Horoscopes

Aries
March 21 - April 19

Don’t let your quarter-life crisis take you over. Ease the possible destruction and depression by going on a cartoon TV binge.

Taurus
Apr. 20 - May 20

Whatever you do, don't listen to the fortune cookie.

Gemini
May 21 - June 21

No, you can't count sitting on your couch watching TV and eating different brands of chips all summer long as a marketing internship.

Cancer
June 22 - July 22

Sunscreen protects your skin from the sun's harmful rays, but there is nothing that can save you from the sun's ability to make you procrastinate.

Leo
July 23 - Aug. 22

No matter how hard you try, your parents will never fully understand what you do at school, which really isn't a bad thing.

Virgo
Aug. 23 - Sept. 22

Sleep now, for Buggy and Booth loom dangerously near.

Libra
Sept. 23 - Oct. 22

When you buy something online you’re actually spending real money that will come out of your real bank account. Try not to look so surprised.

Scorpio
Oct. 23 - Nov. 21

It's Monday, Monday, gotta get down on Monday. Gotta get that stupid song out of your head.

Sagittarius
Nov. 22 - Dec. 21

If you know it takes your friends more than an hour to decide what's for dinner, make sure that they are deciding more than hour before most eateries close.
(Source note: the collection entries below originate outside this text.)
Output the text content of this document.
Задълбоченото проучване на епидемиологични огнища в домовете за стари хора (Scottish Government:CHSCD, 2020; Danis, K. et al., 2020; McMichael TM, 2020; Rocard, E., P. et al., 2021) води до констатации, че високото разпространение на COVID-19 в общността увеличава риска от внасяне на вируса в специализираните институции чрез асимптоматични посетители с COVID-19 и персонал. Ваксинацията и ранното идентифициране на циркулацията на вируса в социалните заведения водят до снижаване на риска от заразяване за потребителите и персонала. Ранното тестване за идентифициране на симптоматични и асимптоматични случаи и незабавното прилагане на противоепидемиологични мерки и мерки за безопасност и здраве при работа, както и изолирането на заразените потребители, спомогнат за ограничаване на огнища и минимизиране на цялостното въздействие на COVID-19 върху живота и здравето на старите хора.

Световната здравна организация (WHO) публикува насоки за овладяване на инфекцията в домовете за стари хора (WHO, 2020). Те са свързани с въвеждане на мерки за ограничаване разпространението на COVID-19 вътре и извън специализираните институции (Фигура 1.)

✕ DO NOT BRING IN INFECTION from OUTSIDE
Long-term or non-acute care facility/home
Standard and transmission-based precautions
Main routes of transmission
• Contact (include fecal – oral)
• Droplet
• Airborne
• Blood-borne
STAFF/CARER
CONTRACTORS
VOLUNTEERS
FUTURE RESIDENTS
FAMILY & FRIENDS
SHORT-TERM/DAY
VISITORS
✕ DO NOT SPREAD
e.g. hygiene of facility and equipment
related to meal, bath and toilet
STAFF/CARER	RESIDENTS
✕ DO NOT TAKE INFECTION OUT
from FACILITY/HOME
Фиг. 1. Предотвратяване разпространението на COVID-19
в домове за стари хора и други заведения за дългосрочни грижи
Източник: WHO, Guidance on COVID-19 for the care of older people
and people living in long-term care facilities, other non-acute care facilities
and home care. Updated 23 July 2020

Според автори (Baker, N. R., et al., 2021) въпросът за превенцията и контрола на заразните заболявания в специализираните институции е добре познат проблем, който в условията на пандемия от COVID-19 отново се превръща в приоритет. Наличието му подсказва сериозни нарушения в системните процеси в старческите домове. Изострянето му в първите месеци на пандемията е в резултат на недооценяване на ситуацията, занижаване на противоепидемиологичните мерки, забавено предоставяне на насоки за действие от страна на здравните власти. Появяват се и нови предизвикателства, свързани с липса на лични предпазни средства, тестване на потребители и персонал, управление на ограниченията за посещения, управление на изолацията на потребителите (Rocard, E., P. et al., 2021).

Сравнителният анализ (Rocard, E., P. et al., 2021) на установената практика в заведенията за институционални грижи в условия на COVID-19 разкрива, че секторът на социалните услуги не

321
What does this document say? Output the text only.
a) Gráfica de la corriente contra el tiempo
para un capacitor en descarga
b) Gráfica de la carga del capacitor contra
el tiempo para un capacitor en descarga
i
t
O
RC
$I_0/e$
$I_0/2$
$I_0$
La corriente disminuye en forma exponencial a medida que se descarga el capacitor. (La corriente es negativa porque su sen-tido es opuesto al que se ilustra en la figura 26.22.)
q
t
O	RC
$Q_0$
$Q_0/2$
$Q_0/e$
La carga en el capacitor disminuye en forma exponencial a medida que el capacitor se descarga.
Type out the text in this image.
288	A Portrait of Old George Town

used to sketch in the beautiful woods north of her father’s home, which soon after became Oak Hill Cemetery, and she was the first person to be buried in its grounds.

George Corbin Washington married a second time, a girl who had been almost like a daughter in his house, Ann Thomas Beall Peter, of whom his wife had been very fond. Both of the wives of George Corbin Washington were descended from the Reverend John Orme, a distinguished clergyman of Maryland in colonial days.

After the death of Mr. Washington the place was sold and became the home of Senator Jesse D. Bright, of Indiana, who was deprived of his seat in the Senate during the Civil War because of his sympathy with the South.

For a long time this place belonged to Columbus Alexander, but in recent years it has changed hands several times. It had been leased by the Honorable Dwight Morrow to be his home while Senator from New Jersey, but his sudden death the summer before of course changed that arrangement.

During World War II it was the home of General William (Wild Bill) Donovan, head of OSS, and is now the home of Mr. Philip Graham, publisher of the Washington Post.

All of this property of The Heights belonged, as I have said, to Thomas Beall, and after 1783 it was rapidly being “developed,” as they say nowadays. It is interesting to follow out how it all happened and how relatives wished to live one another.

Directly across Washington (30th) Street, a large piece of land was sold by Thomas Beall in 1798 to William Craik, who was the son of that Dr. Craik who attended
If not, I foresee many hungry nights.

Capricorn
Dec. 22 - Jan. 19

One small but important thing that you should know before any interview is this: What in the world you are interviewing for in the first place?

Aquarius
Jan. 20 - Feb. 18

One person's trash may be another person's treasure, but when it comes to music it's another person's headache.

Pisces
Feb. 19 - March 20

Inside jokes are just rude. They cross the line into being obnoxious when they are printed in a newspaper. Hey, are buses running today?